Multi-story structures with intact upper floors convey sense of what it might have been like to live in an ancestral pueblo, with hundreds of tiny, dark rooms linked by low doorways.

the great kiva

By far the most impressive building was a reconstructed great kiva. Archeologist Earl Morris excavated the Great Kiva in 1921, and then reconstructed it 13 years later based on uncovered remnants of the original building. Fifteen surface rooms encircle the central chamber. Four massive pillars hold up the ceiling beams, and each pillar rests on four limestone discs. The colors are based on bits of reddish and white-washed plaster found clinging to the original walls.

There are many great kivas in northern New Mexico, but most are simply excavated circular holes in the ground. With its intact walls and ceiling, his building emphasizes the public purpose and majesty of a great kiva.

great kiva ceiling

The reconstructed great kiva ceiling.

camping rigs at Navajo Lake

One by one, our friends arrived at Navajo Lake, in every possible camping rig: tents, popups, Four Wheel Campers, Teardrops, and one Class C RV.

Navajo Lake panorama

There was just one problem. I recommended this campground based on a memorable weekend at Navajo Lake in 2011. But in the intervening decade, like many Southwestern reservoirs, the lake level has declined precipitously, making most of it inaccessible except via a steep and treacherous slope. What a bitter cruelty, to be camped next to a beautiful lake in 90-degree heat, with no way to get to the water!

swimming at Navajo Lake

The stronger hikers in the group eventually clambered down to the "beach" for a refreshing swim.

potluck dinner

We all pitched in to create a celebratory potluck dinner on Saturday night.

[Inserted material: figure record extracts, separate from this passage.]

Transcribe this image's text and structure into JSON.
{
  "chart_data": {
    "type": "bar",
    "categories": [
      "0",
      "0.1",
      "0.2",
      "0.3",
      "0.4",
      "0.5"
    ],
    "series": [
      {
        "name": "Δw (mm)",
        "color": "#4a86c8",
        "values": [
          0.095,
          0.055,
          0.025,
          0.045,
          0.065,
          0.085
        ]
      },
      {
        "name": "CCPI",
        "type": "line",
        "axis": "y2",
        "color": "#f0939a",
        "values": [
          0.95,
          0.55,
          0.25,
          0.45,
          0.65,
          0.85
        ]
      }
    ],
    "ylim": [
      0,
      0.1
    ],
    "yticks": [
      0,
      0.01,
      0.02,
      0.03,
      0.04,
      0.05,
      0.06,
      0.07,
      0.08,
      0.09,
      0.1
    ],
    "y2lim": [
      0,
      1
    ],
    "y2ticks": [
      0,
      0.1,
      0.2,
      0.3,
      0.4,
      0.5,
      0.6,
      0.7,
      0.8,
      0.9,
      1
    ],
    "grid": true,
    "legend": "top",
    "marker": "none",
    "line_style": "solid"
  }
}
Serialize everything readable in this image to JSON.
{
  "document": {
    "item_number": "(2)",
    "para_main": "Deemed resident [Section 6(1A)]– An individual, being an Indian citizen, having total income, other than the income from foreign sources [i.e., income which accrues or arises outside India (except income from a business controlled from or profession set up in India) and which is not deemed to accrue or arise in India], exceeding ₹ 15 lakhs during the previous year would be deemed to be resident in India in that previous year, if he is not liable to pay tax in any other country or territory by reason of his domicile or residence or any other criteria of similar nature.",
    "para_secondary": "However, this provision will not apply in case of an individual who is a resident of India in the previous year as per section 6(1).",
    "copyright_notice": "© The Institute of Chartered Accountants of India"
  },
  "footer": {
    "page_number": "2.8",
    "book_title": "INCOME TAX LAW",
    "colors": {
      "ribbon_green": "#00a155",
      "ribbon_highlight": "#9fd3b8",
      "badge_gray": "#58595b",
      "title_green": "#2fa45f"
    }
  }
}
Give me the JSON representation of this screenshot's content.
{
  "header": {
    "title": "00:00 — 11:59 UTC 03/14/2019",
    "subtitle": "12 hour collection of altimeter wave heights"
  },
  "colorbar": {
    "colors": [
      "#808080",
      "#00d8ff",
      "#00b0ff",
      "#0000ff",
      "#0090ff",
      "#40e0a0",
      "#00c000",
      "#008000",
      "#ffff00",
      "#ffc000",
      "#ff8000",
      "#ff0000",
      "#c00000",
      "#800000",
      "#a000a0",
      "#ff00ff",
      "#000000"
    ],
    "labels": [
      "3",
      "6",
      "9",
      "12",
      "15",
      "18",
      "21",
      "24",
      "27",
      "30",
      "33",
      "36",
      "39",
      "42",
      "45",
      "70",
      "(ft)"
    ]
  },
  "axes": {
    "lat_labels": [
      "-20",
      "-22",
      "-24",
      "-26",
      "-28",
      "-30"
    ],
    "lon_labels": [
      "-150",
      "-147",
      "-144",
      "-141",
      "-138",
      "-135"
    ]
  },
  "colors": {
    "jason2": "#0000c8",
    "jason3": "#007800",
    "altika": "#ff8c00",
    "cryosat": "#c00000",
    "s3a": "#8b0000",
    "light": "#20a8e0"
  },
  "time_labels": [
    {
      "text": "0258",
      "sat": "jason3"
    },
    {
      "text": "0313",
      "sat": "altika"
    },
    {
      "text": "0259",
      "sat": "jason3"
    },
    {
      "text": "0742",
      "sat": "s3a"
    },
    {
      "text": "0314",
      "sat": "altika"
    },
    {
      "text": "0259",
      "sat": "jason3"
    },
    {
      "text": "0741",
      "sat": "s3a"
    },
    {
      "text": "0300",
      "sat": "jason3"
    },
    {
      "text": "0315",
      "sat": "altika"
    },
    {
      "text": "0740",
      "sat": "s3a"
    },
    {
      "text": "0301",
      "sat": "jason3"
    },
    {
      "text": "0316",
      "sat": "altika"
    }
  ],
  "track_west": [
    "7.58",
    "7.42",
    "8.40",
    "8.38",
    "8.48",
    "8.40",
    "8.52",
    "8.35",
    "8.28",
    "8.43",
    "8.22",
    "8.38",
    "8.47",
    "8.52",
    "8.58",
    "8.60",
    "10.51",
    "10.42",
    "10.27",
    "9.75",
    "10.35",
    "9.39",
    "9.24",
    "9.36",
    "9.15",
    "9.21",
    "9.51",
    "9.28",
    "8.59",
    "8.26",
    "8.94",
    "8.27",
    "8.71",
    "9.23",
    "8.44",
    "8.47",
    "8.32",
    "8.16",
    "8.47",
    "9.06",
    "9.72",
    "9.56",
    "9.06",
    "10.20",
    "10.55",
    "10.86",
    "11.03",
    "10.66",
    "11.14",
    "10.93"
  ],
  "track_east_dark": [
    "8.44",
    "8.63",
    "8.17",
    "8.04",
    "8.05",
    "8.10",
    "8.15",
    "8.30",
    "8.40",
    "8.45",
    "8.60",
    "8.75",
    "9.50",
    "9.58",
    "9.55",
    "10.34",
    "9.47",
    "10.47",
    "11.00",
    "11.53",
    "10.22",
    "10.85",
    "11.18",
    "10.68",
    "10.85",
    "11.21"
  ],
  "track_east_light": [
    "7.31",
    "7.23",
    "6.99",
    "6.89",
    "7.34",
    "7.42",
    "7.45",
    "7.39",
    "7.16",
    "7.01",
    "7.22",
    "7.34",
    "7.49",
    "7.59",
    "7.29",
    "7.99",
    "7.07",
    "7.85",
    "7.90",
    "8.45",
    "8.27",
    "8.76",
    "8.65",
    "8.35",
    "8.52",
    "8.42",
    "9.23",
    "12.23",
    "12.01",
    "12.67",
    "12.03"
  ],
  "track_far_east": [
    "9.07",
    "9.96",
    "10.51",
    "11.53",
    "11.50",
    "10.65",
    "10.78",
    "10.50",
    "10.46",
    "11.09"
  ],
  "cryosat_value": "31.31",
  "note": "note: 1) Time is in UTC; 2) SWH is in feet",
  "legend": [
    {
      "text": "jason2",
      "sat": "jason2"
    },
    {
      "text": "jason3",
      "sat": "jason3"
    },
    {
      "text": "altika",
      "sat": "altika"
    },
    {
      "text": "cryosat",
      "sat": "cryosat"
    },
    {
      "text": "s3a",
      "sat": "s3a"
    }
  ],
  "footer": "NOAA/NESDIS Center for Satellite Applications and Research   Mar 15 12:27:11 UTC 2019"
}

By Sunday morning, we were on the road again, heading east with no particular destination in mind. We wandered into Chama at sunset, where Dennis and I never venture without stopping to ogle the steam trains at Cumbres & Toltec Scenic Railroad. Named for Toltec Gorge and Cumbres Pass, these trains climb to 10,015 feet — the highest elevation reached by rail in the United States. Thinking all restaurants were closed on Sunday, we were delighted to discover Local, a new "farm to table" restaurant specializing in food grown in the Rio Chama Valley.

Heron Lake at sunset

We camped that night at Heron Lake, historically one of the most popular recreation sites in New Mexico. But a decade of drought has taken its toll. Surface elevation for Heron Lake is currently 7108' — 78 feet below "minimum storage level" and nearly 160 feet below "full".

Heron Lake panorama

The gathering at Navajo Lake was in honor of the late Kit Schweitzer, but Kit was no fan of these artificial desert lakes. As Kit would say, "They're not supposed to be here!" The sad irony would not be lost on him.